KnigaRead.com/

Мервин Пик - Горменгаст

На нашем сайте KnigaRead.com Вы можете абсолютно бесплатно читать книгу онлайн Мервин Пик, "Горменгаст" бесплатно, без регистрации.
Перейти на страницу:

И снова холодный, нечеловеческий голос:

– Каковы же… причины?

Титус безумно устал, но из физической слабости его внезапно восстала новая волна душевных сил. У него не было никакого желания изливать душу или обнаруживать перед матерью свое скрытое бунтовство, он знал, что не сумел бы высказать свои мысли, если бы задумал это заранее, однако, поняв, что невольно выставил себя отступником, он вспыхнул и, гордо подняв голову, воскликнул:

– Хорошо, я скажу!

Грязные волосы упали ему на глаза, вспыхнувшие в приступе непокорства, дюжину лет скрываемого и наконец обретшего выход. Он зашел уже так далеко, что возврата для него не было. Сквозь муть в глазах, порожденную гневом и слабостью, он с трудом различал огромные очертания матери.

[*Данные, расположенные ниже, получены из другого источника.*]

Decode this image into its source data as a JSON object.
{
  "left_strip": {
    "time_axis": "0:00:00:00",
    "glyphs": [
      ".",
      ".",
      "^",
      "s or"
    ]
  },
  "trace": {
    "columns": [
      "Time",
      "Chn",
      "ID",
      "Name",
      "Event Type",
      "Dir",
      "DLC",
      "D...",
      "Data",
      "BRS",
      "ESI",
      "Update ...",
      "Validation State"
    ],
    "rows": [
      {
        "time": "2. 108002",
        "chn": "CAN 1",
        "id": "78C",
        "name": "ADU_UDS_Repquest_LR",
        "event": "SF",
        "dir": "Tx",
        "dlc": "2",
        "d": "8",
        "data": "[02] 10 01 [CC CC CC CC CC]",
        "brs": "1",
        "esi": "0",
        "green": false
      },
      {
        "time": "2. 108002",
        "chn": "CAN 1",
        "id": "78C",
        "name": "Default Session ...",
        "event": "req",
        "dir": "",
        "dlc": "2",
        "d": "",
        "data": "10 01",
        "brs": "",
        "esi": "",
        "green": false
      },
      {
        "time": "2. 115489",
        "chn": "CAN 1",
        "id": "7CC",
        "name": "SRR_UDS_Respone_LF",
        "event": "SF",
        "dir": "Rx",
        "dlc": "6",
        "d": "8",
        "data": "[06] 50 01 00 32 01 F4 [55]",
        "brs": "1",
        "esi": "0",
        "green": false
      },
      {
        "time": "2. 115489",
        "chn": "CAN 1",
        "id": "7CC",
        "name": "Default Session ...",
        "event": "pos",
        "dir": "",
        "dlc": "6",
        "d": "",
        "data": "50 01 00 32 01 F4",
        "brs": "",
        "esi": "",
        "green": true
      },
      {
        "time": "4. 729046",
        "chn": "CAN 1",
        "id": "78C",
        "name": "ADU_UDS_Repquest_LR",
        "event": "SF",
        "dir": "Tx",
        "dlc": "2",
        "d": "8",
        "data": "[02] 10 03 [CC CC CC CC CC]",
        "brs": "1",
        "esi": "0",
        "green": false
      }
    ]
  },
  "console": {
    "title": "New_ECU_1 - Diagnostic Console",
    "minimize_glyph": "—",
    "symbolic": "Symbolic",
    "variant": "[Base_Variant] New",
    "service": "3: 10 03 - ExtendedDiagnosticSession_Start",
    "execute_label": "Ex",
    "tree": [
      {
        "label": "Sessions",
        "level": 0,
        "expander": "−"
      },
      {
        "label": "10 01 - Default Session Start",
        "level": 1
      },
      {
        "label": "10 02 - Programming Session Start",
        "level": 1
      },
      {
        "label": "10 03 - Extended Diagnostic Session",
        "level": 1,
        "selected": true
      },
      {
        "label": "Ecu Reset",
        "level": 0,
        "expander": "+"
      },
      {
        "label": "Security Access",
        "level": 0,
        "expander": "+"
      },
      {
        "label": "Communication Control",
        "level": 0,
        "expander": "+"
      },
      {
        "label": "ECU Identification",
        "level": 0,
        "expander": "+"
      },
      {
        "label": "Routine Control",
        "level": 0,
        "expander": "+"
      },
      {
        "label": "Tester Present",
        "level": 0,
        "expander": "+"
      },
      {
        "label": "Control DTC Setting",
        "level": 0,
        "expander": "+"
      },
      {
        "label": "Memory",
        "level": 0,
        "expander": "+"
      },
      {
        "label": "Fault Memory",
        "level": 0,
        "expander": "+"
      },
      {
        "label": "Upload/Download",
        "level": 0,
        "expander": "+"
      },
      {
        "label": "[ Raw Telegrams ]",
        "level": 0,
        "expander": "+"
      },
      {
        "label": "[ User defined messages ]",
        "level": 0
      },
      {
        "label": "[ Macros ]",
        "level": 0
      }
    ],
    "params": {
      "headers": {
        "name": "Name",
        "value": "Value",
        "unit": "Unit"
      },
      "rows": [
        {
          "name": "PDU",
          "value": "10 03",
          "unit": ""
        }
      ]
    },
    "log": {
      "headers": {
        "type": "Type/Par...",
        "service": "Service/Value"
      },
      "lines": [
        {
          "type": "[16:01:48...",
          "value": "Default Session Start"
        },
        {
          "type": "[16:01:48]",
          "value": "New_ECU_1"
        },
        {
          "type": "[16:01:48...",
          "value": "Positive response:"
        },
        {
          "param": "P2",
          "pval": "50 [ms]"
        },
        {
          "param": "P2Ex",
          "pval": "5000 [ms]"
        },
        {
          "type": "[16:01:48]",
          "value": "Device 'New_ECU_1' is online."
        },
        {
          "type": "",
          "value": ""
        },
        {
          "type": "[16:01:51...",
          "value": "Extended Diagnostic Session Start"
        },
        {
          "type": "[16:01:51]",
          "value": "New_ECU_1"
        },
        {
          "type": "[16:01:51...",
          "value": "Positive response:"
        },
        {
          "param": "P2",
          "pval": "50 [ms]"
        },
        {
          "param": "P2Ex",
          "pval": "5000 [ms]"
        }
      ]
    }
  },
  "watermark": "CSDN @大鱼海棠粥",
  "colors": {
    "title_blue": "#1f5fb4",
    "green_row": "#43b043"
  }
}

– Я скажу! Сейчас ты узнаешь причину. Если хочешь, можешь смеяться! Он оскорбил Фуксию. Убил Флэя. Напугал меня. Мне наплевать, восстал он против Камней или нет, главное для меня – воровство, жестокость и убийство. Какое мне дело до символов? Какое мне дело до того, крепко ли сердце Замка или не крепко? Сам я крепким быть не желаю! Любой покажется крепким, если будет всегда делать только то, что велят. А я хочу жить! Понимаешь? Способна ты это понять? Я хочу быть собой, стать тем, кем сам себя сделаю, – личностью, настоящим живым человеком, а не каким-то там символом. Вот тебе и вся причина! Его необходимо поймать и казнить. Он убил Флэя. Он оскорбил сестру. Он украл мою лодку. Этого хватит? И черт с ним, с Горменгастом!

В невыносимом молчании Графиня и все остальные услышали звук чьих-то быстро приближающихся шагов.

Однако прошла целая вечность, прежде чем звук этот стих, и смятенный человек с поникшей головой и дрожащими руками замер перед Графиней, ожидая дозволения сообщить принесенную им весть. С усилием оторвав взгляд от сына, Графиня, наконец, повернулась к гонцу.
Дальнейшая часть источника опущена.